January 8, 2019
Füting, who was born in 1970 and is on faculty at Manhattan School of Music, here explores many themes: timbre, quotation, memory. The title track — sinking, singing, sounding: distant song, for vocal quartet and ensemble — has a slow and multilayered ceremonialism that reminds me of Anna Thorvaldsdottir. In another work, Füting’s combination of Baroque period instruments with 21st-century techniques cleverly mirrors the opposing choirs in the Heinrich Schütz piece on which it’s based.
This music also features text by Hannah Arendt and others, in whisperings that pan in and out of earshot. Other tracks reference Debussy and the Renaissance composer Jacques Arcadelt. There’s a lot of “why” behind each piece, and the listening experience is rarely light.
For me, the most immediate work is mo(nu)ment for C, for the ensemble loadbang (baritone, trumpet, trombone, and bass clarinet). Terse oscillating motifs create a vibrant ostinato for fragments, in English, German, and French, that reference the rallying cry for freedom of the press after the 2015 Charlie Hebdo attack. But there’s no Charlie here — only endless, playfully self-conscious iterations of “I am.”
At the ends of several pieces, source material — or something like it — finally reveals itself. Are these Baroque-sounding polyphonies a culmination, a return? Füting’s work doesn’t suggest a single reading.

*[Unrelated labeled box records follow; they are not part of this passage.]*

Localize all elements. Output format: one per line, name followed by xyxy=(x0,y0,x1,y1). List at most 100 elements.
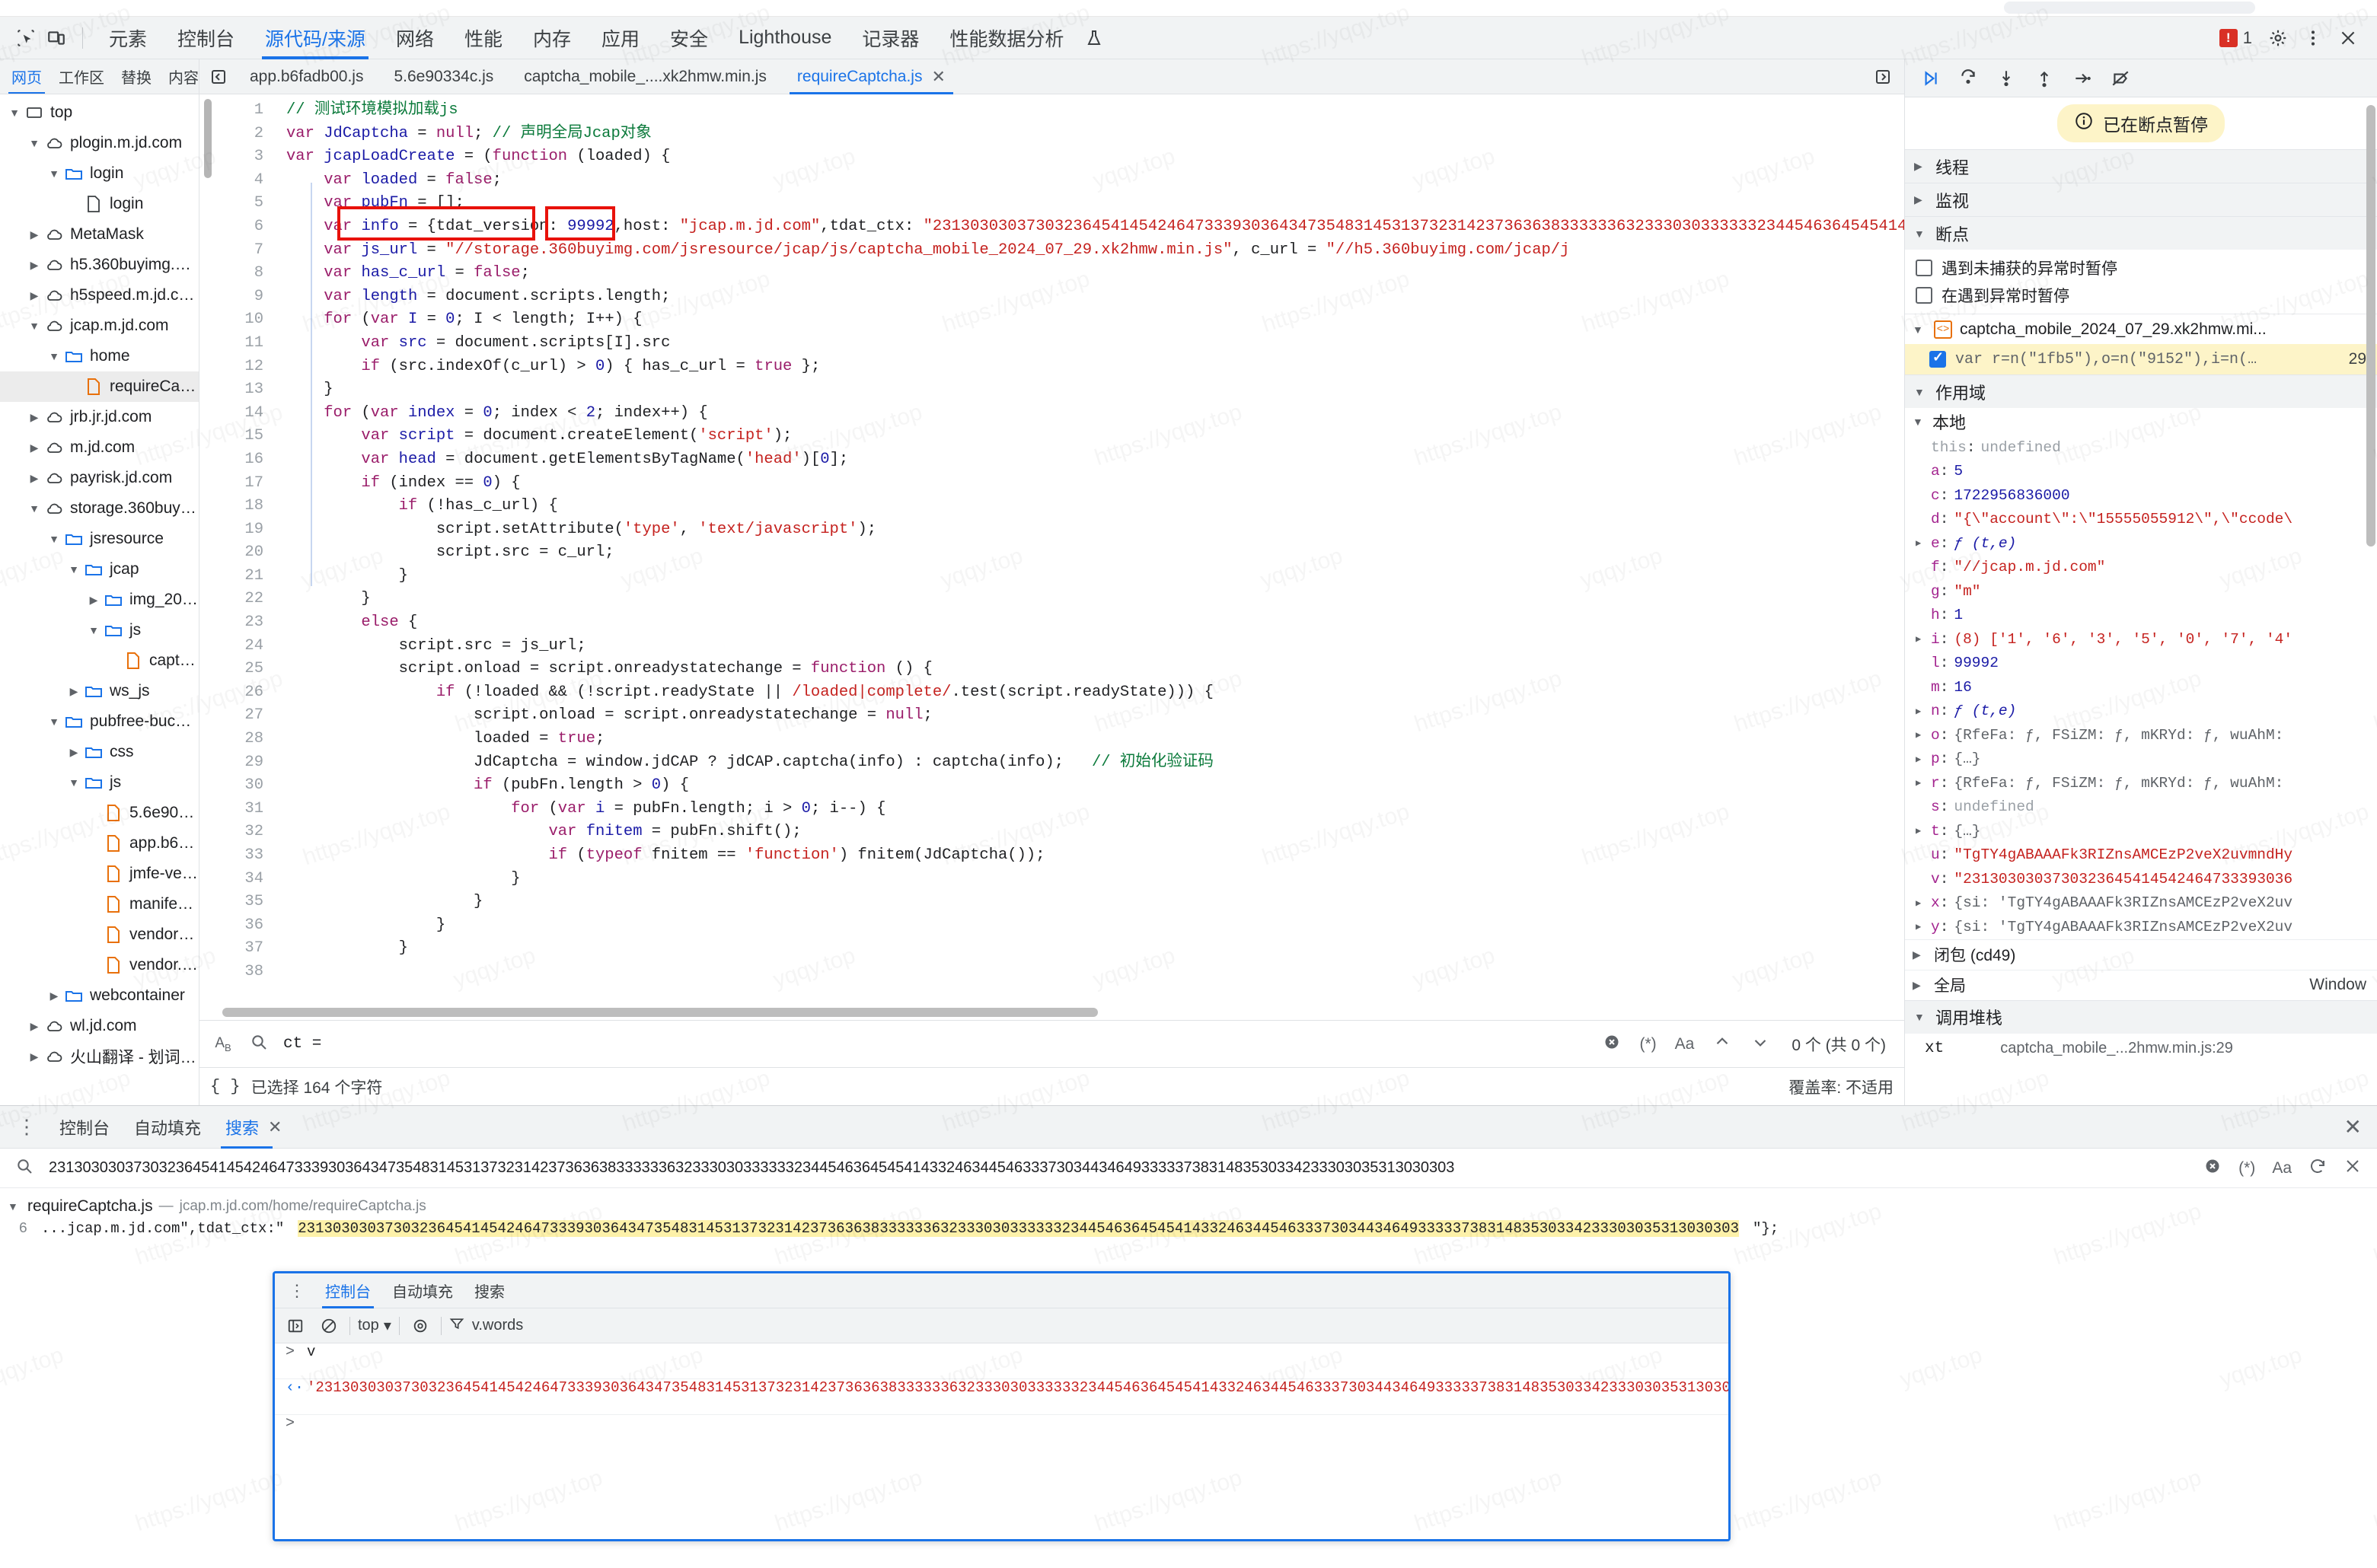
file-tree-item[interactable]: ▼ storage.360buyimg.com xyxy=(0,493,199,524)
file-tree-item[interactable]: ▼ jcap.m.jd.com xyxy=(0,311,199,341)
search-result-file[interactable]: ▼ requireCaptcha.js — jcap.m.jd.com/home… xyxy=(0,1193,2377,1220)
settings-gear-icon[interactable] xyxy=(2263,23,2293,53)
search-close-icon[interactable] xyxy=(2340,1157,2365,1180)
editor-tab-2[interactable]: captcha_mobile_....xk2hmw.min.js xyxy=(509,59,782,94)
scope-closure-group[interactable]: ▶ 闭包 (cd49) xyxy=(1905,939,2377,970)
browser-omnibox-pill[interactable] xyxy=(2004,2,2255,14)
chevron-right-icon[interactable]: ▶ xyxy=(26,1020,43,1033)
more-options-icon[interactable] xyxy=(2298,23,2328,53)
scope-variable-row[interactable]: ▶ n: ƒ (t,e) xyxy=(1905,700,2377,724)
chevron-right-icon[interactable]: ▶ xyxy=(65,746,82,759)
scrollbar-thumb[interactable] xyxy=(204,99,212,178)
experiments-flask-icon[interactable] xyxy=(1079,23,1109,53)
scope-variable-row[interactable]: l:99992 xyxy=(1905,652,2377,676)
file-tree-item[interactable]: vendor-async.9b8ada56.js xyxy=(0,919,199,950)
scope-variable-row[interactable]: ▶ p: {…} xyxy=(1905,747,2377,772)
show-sidebar-icon[interactable] xyxy=(282,1313,308,1339)
find-next-button[interactable] xyxy=(1746,1032,1775,1056)
more-options-icon[interactable]: ⋮ xyxy=(279,1281,314,1301)
step-icon[interactable] xyxy=(2065,62,2100,95)
console-line[interactable]: > v xyxy=(275,1343,1728,1379)
chevron-right-icon[interactable]: ▶ xyxy=(26,228,43,241)
editor-tab-0[interactable]: app.b6fadb00.js xyxy=(235,59,378,94)
chevron-right-icon[interactable]: ▶ xyxy=(26,289,43,302)
drawer-tab-2[interactable]: 搜索 ✕ xyxy=(213,1106,294,1149)
file-tree-item[interactable]: ▶ jrb.jr.jd.com xyxy=(0,402,199,432)
section-threads[interactable]: ▶ 线程 xyxy=(1905,149,2377,183)
devtools-tab-10[interactable]: 性能数据分析 xyxy=(934,17,1079,59)
file-tree-item[interactable]: ▼ jcap xyxy=(0,554,199,585)
file-tree-item[interactable]: ▶ 火山翻译 - 划词和网页翻译 xyxy=(0,1041,199,1072)
file-tree-item[interactable]: app.b6fadb00.js xyxy=(0,828,199,859)
file-tree-item[interactable]: jmfe-vendor.18e1efeb.js xyxy=(0,859,199,889)
scope-variable-row[interactable]: m:16 xyxy=(1905,675,2377,700)
devtools-tab-4[interactable]: 性能 xyxy=(449,17,518,59)
chevron-right-icon[interactable]: ▶ xyxy=(26,259,43,272)
scope-variable-row[interactable]: f: "//jcap.m.jd.com" xyxy=(1905,556,2377,580)
chevron-right-icon[interactable]: ▶ xyxy=(26,441,43,454)
device-toggle-icon[interactable] xyxy=(41,23,72,53)
error-count-badge[interactable]: ! 1 xyxy=(2213,28,2258,48)
chevron-right-icon[interactable]: ▶ xyxy=(85,594,102,607)
file-tree-item[interactable]: login xyxy=(0,189,199,219)
scope-variable-row[interactable]: this: undefined xyxy=(1905,435,2377,460)
navigator-tab-2[interactable]: 替换 xyxy=(113,59,160,94)
file-tree-item[interactable]: ▼ js xyxy=(0,767,199,798)
chevron-right-icon[interactable]: ▶ xyxy=(1916,706,1931,717)
chevron-right-icon[interactable]: ▶ xyxy=(1916,537,1931,549)
scope-variable-row[interactable]: c:1722956836000 xyxy=(1905,483,2377,508)
chevron-right-icon[interactable]: ▶ xyxy=(1916,897,1931,909)
navigator-tab-0[interactable]: 网页 xyxy=(3,59,50,94)
file-tree-item[interactable]: ▶ MetaMask xyxy=(0,219,199,250)
console-filter[interactable]: v.words xyxy=(449,1316,523,1336)
chevron-right-icon[interactable]: ▶ xyxy=(65,685,82,698)
breakpoint-checkbox[interactable] xyxy=(1929,349,1946,368)
editor-tab-3[interactable]: requireCaptcha.js ✕ xyxy=(782,59,961,94)
search-refresh-icon[interactable] xyxy=(2305,1157,2330,1180)
code-viewport[interactable]: 1 // 测试环境模拟加载js 2 var JdCaptcha = null; //… xyxy=(199,94,1904,1020)
file-tree-item[interactable]: ▶ img_20230906 xyxy=(0,585,199,615)
pause-option-checkbox[interactable] xyxy=(1916,287,1932,304)
find-regex-toggle[interactable]: (*) xyxy=(1635,1035,1661,1053)
chevron-right-icon[interactable]: ▶ xyxy=(1916,633,1931,645)
match-case-a-icon[interactable]: AB xyxy=(210,1036,236,1053)
console-context-selector[interactable]: top ▾ xyxy=(358,1316,391,1335)
devtools-tab-1[interactable]: 控制台 xyxy=(162,17,250,59)
console-tab-2[interactable]: 搜索 xyxy=(464,1273,515,1308)
scope-variable-row[interactable]: s: undefined xyxy=(1905,795,2377,820)
file-tree-item[interactable]: ▼ pubfree-bucket/mplogin/prod/ffc xyxy=(0,706,199,737)
scope-variable-row[interactable]: ▶ x: {si: 'TgTY4gABAAAFk3RIZnsAMCEzP2veX2u… xyxy=(1905,891,2377,916)
file-tree-item[interactable]: ▼ js xyxy=(0,615,199,645)
drawer-tab-0[interactable]: 控制台 xyxy=(47,1106,122,1149)
editor-find-input[interactable] xyxy=(282,1034,1590,1053)
chevron-down-icon[interactable]: ▼ xyxy=(46,715,62,728)
editor-tab-1[interactable]: 5.6e90334c.js xyxy=(378,59,509,94)
chevron-right-icon[interactable]: ▶ xyxy=(26,1050,43,1063)
devtools-tab-9[interactable]: 记录器 xyxy=(847,17,934,59)
file-tree-item-selected[interactable]: requireCaptcha.js xyxy=(0,371,199,402)
chevron-down-icon[interactable]: ▼ xyxy=(26,502,43,515)
file-tree-item[interactable]: ▼ top xyxy=(0,97,199,128)
drawer-search-input[interactable] xyxy=(47,1158,2190,1178)
console-line[interactable]: ‹· '2313030303730323645414542464733393036… xyxy=(275,1379,1728,1415)
file-tree-item[interactable]: ▼ home xyxy=(0,341,199,371)
deactivate-breakpoints-icon[interactable] xyxy=(2103,62,2138,95)
chevron-down-icon[interactable]: ▼ xyxy=(85,624,102,636)
code-content[interactable]: 1 // 测试环境模拟加载js 2 var JdCaptcha = null; //… xyxy=(216,94,1904,1020)
file-tree-item[interactable]: ▼ plogin.m.jd.com xyxy=(0,128,199,158)
scope-variable-row[interactable]: a:5 xyxy=(1905,460,2377,484)
file-tree-item[interactable]: ▶ css xyxy=(0,737,199,767)
file-tree-item[interactable]: ▶ h5.360buyimg.com xyxy=(0,250,199,280)
chevron-right-icon[interactable]: ▶ xyxy=(26,411,43,424)
pause-option-0[interactable]: 遇到未捕获的异常时暂停 xyxy=(1905,254,2377,282)
scope-variable-row[interactable]: ▶ y: {si: 'TgTY4gABAAAFk3RIZnsAMCEzP2veX2u… xyxy=(1905,915,2377,939)
chevron-down-icon[interactable]: ▼ xyxy=(6,107,23,119)
drawer-tab-close-icon[interactable]: ✕ xyxy=(268,1117,282,1137)
step-over-icon[interactable] xyxy=(1951,62,1986,95)
section-watch[interactable]: ▶ 监视 xyxy=(1905,183,2377,216)
console-tab-1[interactable]: 自动填充 xyxy=(381,1273,464,1308)
file-tree-item[interactable]: ▶ ws_js xyxy=(0,676,199,706)
file-tree-item[interactable]: manifest.e643d21a.js xyxy=(0,889,199,919)
chevron-down-icon[interactable]: ▼ xyxy=(26,137,43,149)
scope-variable-row[interactable]: g: "m" xyxy=(1905,579,2377,604)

Take the crooning, capricious eternal return (Passacaglia). The unexpected duo of soprano (Corrine Byrne) and trumpet (Andrew Kozar) play in taunting heterophony, one voice just slightly behind the other. The text, from Nietzsche’s Thus Spoke Zarathustra, can read as demoralizing: All human actions are destined only to repeat, ad infinitum. But the music is cheerful in its resignation.